After a surface interval spent swapping stories of spectacular dives and serious travels, we geared up for a second go. Though there are several dive sites around the area, we were captivated by the sea lions and decided to double dive the same spot twice.
Unfortunately, the sea lions were obviously a little less captivated by us. Though September is pretty much the peak time to see the pups in peak playful form, they are wild animals and don’t necessarily cooperate with a dive schedule. So while we waited patiently for them to reappear underwater, they snoozed carelessly up on the rocks.
Luckily, we had other creatures to encounter. I was so excited when I saw a free-swimming octopus slither by me, as it is rare to see them out of their holes. Andy noticed my enthusiasm and did his best to assist me in getting a great shot of both our tentacled friend and a strange nudibranch that appeared nearby. Unfortunately the photographic results were sub-par as I swayed back and forth in the surge, but I’ll treasure the moment.
When we surfaced, the sea lions looked up sleepily to bid us goodbye.
This was definitely a more logistically challenging and expensive dive trip than the ones I’ve casually hopped aboard in tourist towns everywhere from Bocas del Toro to Perhential Besar. The cost of the charter was $1,000 total, so $200 each — which did include a delicious homemade lunch from our lovely captain. But we also had to separately procure our own gear and tanks, and transport ourselves to and from the launch site (luckily for us, it was less than a ten minute drive from our Mission Beach rental!)

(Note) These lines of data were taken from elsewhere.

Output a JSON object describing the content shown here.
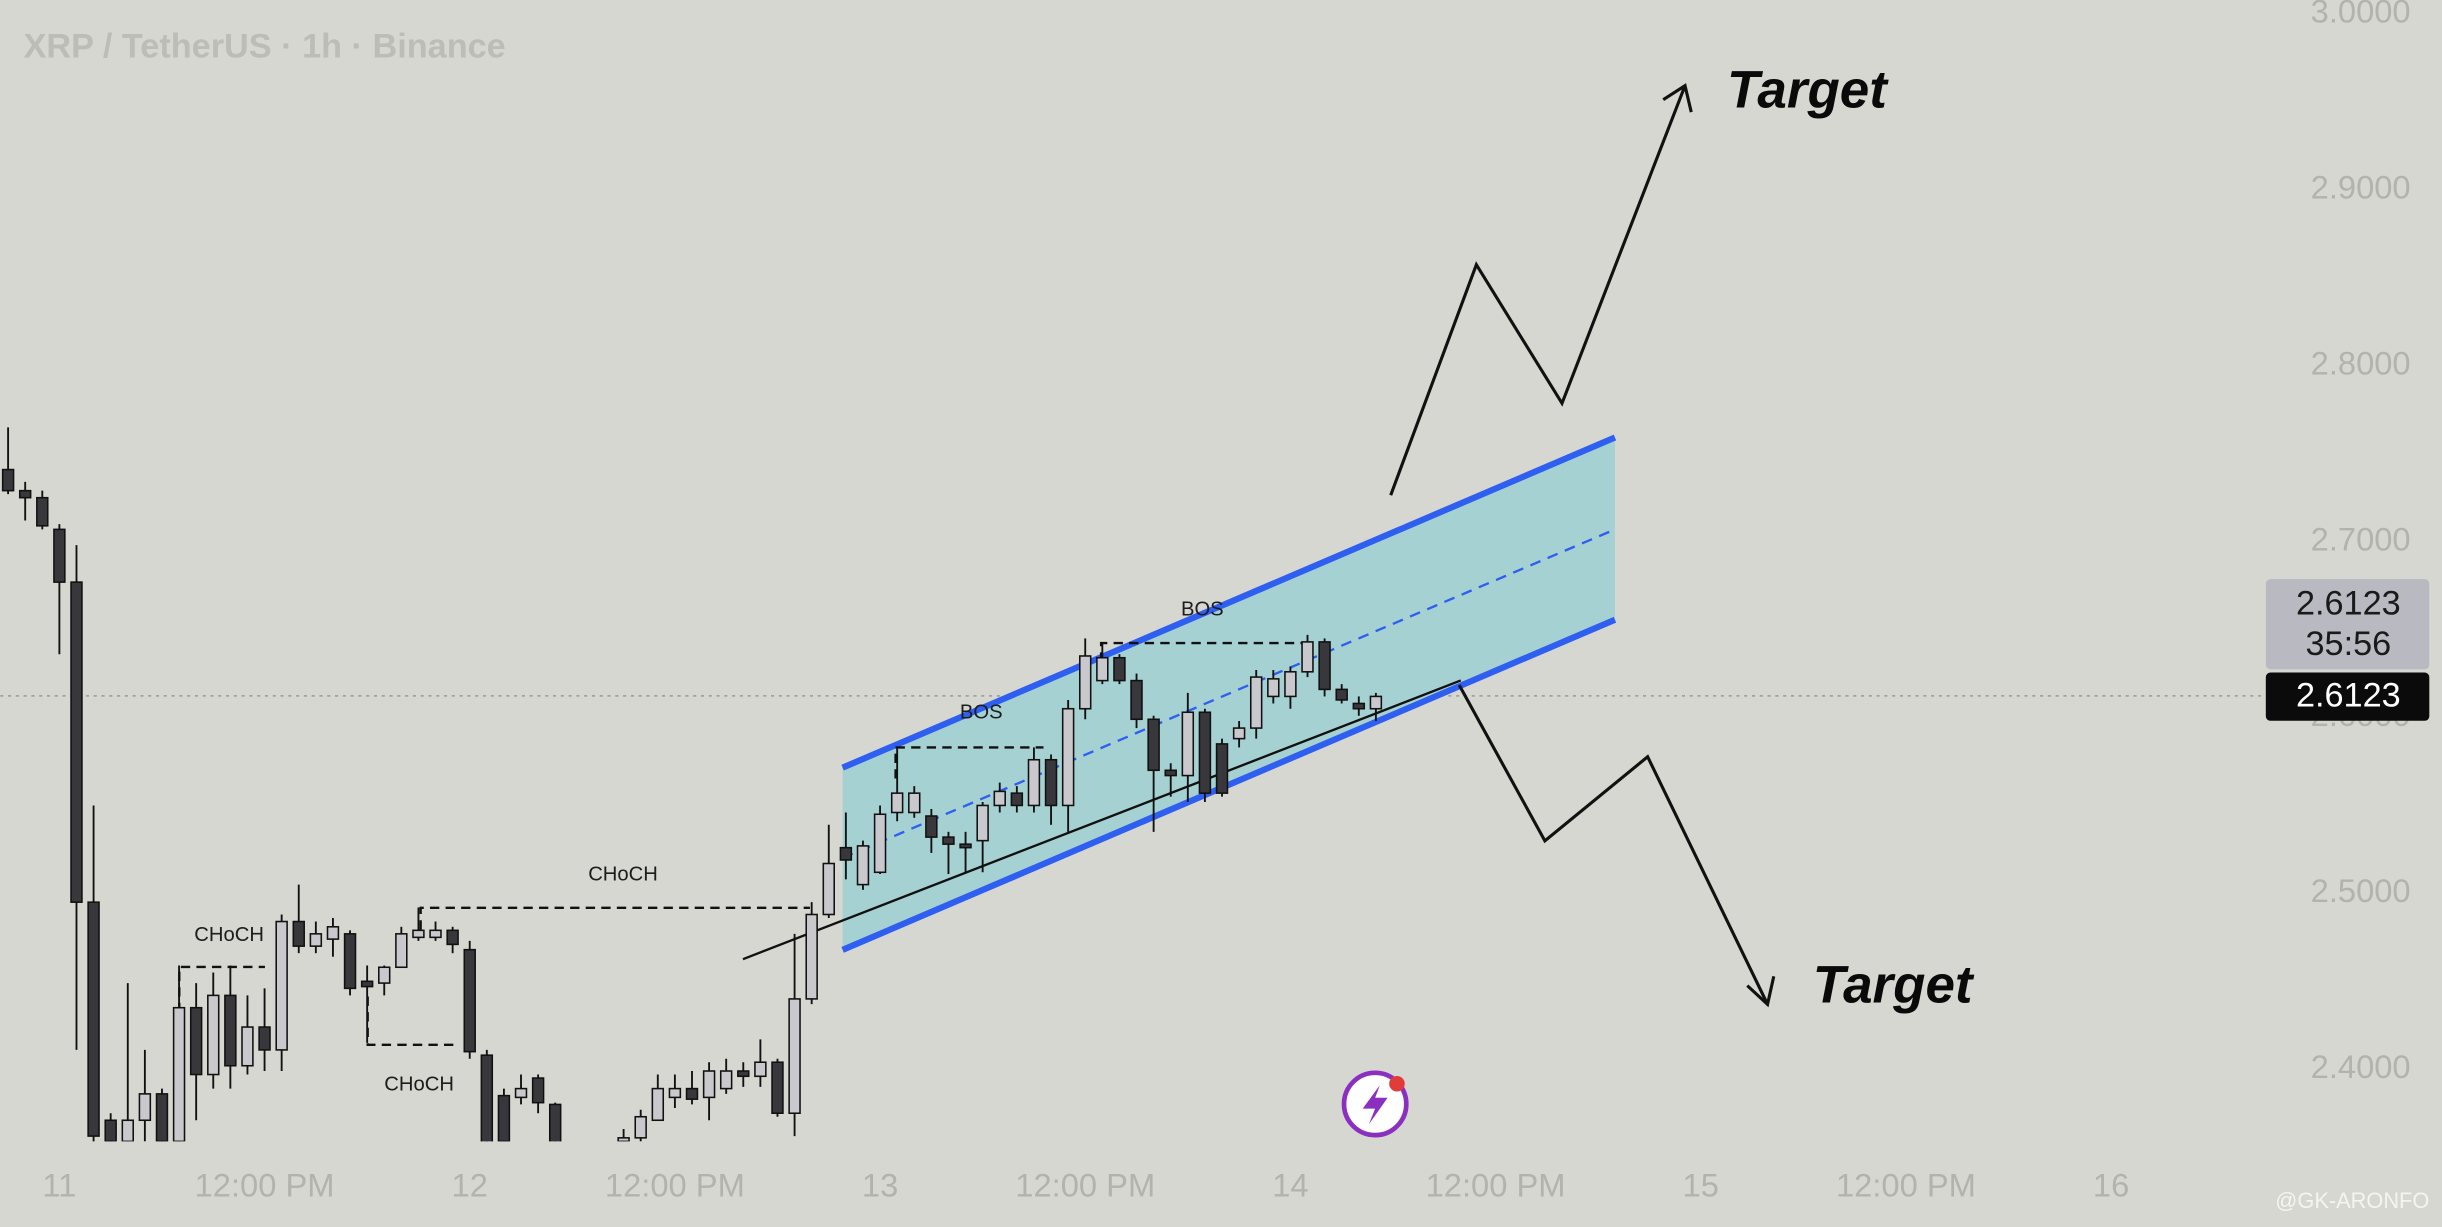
{
  "chart_data": {
    "type": "candlestick",
    "title": "XRP / TetherUS · 1h · Binance",
    "x": [
      -3,
      -2,
      -1,
      0,
      1,
      2,
      3,
      4,
      5,
      6,
      7,
      8,
      9,
      10,
      11,
      12,
      13,
      14,
      15,
      16,
      17,
      18,
      19,
      20,
      21,
      22,
      23,
      24,
      25,
      26,
      27,
      28,
      29,
      33,
      34,
      35,
      36,
      37,
      38,
      39,
      40,
      41,
      42,
      43,
      44,
      45,
      46,
      47,
      48,
      49,
      50,
      51,
      52,
      53,
      54,
      55,
      56,
      57,
      58,
      59,
      60,
      61,
      62,
      63,
      64,
      65,
      66,
      67,
      68,
      69,
      70,
      71,
      72,
      73,
      74,
      75,
      76,
      77
    ],
    "open": [
      2.741,
      2.729,
      2.725,
      2.707,
      2.677,
      2.495,
      2.371,
      2.359,
      2.371,
      2.386,
      2.359,
      2.435,
      2.397,
      2.442,
      2.402,
      2.424,
      2.411,
      2.484,
      2.47,
      2.474,
      2.477,
      2.45,
      2.449,
      2.458,
      2.475,
      2.475,
      2.479,
      2.468,
      2.408,
      2.385,
      2.384,
      2.395,
      2.38,
      2.359,
      2.361,
      2.371,
      2.384,
      2.389,
      2.384,
      2.389,
      2.399,
      2.396,
      2.404,
      2.375,
      2.44,
      2.488,
      2.526,
      2.505,
      2.512,
      2.546,
      2.546,
      2.544,
      2.532,
      2.528,
      2.53,
      2.55,
      2.557,
      2.55,
      2.576,
      2.55,
      2.605,
      2.621,
      2.634,
      2.621,
      2.599,
      2.57,
      2.567,
      2.603,
      2.585,
      2.588,
      2.594,
      2.612,
      2.612,
      2.626,
      2.643,
      2.616,
      2.608,
      2.605
    ],
    "high": [
      2.765,
      2.734,
      2.729,
      2.71,
      2.698,
      2.55,
      2.375,
      2.449,
      2.411,
      2.389,
      2.459,
      2.449,
      2.455,
      2.459,
      2.442,
      2.446,
      2.488,
      2.505,
      2.484,
      2.486,
      2.479,
      2.459,
      2.459,
      2.481,
      2.492,
      2.484,
      2.481,
      2.473,
      2.411,
      2.389,
      2.397,
      2.397,
      2.381,
      2.366,
      2.377,
      2.397,
      2.397,
      2.399,
      2.404,
      2.406,
      2.404,
      2.417,
      2.406,
      2.477,
      2.495,
      2.539,
      2.546,
      2.53,
      2.55,
      2.583,
      2.561,
      2.548,
      2.535,
      2.535,
      2.552,
      2.563,
      2.561,
      2.583,
      2.579,
      2.61,
      2.645,
      2.642,
      2.636,
      2.625,
      2.601,
      2.574,
      2.614,
      2.605,
      2.588,
      2.598,
      2.627,
      2.627,
      2.629,
      2.647,
      2.645,
      2.619,
      2.612,
      2.614
    ],
    "low": [
      2.727,
      2.712,
      2.707,
      2.636,
      2.411,
      2.345,
      2.335,
      2.353,
      2.359,
      2.353,
      2.358,
      2.371,
      2.389,
      2.389,
      2.397,
      2.399,
      2.399,
      2.466,
      2.466,
      2.464,
      2.442,
      2.415,
      2.442,
      2.458,
      2.473,
      2.473,
      2.466,
      2.406,
      2.35,
      2.35,
      2.38,
      2.375,
      2.34,
      2.358,
      2.359,
      2.371,
      2.378,
      2.38,
      2.371,
      2.386,
      2.39,
      2.39,
      2.373,
      2.362,
      2.437,
      2.486,
      2.508,
      2.502,
      2.511,
      2.541,
      2.543,
      2.523,
      2.511,
      2.512,
      2.512,
      2.546,
      2.546,
      2.546,
      2.539,
      2.535,
      2.599,
      2.619,
      2.619,
      2.594,
      2.535,
      2.555,
      2.552,
      2.552,
      2.555,
      2.583,
      2.588,
      2.608,
      2.605,
      2.623,
      2.612,
      2.608,
      2.601,
      2.598
    ],
    "close": [
      2.729,
      2.725,
      2.709,
      2.677,
      2.495,
      2.362,
      2.359,
      2.371,
      2.386,
      2.359,
      2.435,
      2.397,
      2.442,
      2.402,
      2.424,
      2.411,
      2.484,
      2.47,
      2.477,
      2.481,
      2.446,
      2.447,
      2.458,
      2.477,
      2.479,
      2.479,
      2.471,
      2.41,
      2.355,
      2.359,
      2.389,
      2.381,
      2.35,
      2.361,
      2.373,
      2.389,
      2.389,
      2.383,
      2.399,
      2.399,
      2.396,
      2.404,
      2.375,
      2.44,
      2.488,
      2.517,
      2.519,
      2.527,
      2.545,
      2.557,
      2.557,
      2.532,
      2.528,
      2.526,
      2.55,
      2.558,
      2.55,
      2.576,
      2.55,
      2.605,
      2.635,
      2.634,
      2.621,
      2.599,
      2.57,
      2.567,
      2.603,
      2.557,
      2.557,
      2.594,
      2.623,
      2.622,
      2.626,
      2.643,
      2.616,
      2.61,
      2.605,
      2.612
    ],
    "up_color": "#c9c9cd",
    "down_color": "#38383c",
    "xlim": [
      -3.46,
      129.05
    ],
    "xticks": [
      {
        "value": 0,
        "label": "11"
      },
      {
        "value": 12,
        "label": "12:00 PM"
      },
      {
        "value": 24,
        "label": "12"
      },
      {
        "value": 36,
        "label": "12:00 PM"
      },
      {
        "value": 48,
        "label": "13"
      },
      {
        "value": 60,
        "label": "12:00 PM"
      },
      {
        "value": 72,
        "label": "14"
      },
      {
        "value": 84,
        "label": "12:00 PM"
      },
      {
        "value": 96,
        "label": "15"
      },
      {
        "value": 108,
        "label": "12:00 PM"
      },
      {
        "value": 120,
        "label": "16"
      }
    ],
    "ylim": [
      2.359,
      3.008
    ],
    "yticks": [
      {
        "value": 3,
        "label": "3.0000"
      },
      {
        "value": 2.9,
        "label": "2.9000"
      },
      {
        "value": 2.8,
        "label": "2.8000"
      },
      {
        "value": 2.7,
        "label": "2.7000"
      },
      {
        "value": 2.6,
        "label": "2.6000"
      },
      {
        "value": 2.5,
        "label": "2.5000"
      },
      {
        "value": 2.4,
        "label": "2.4000"
      }
    ],
    "last_price": 2.6123,
    "countdown": "35:56",
    "annotations": [
      "CHoCH",
      "CHoCH",
      "CHoCH",
      "BOS",
      "BOS"
    ],
    "targets": [
      "Target",
      "Target"
    ],
    "watermark": "@GK-ARONFO"
  }
}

But despite my neoprene-related buoyancy challenges and my frustrating shutter struggles, it was worth every penny. I got face to face with a magnificent mammal that’s been alluding me underwater for years, I stepped fin in Mexico for the first time (olé!) and I spent the day with an amazing group of divers with whom I had as much fun on the surface intervals as I did on the dives. I hope it will be the first of many!
It was a humbling reminder that my love of a challenge is one of the things that first attracted me to diving, and that shouldn’t fade no matter how thick my logbook grows.
Alright, California divers! Where should I flail around underwater next?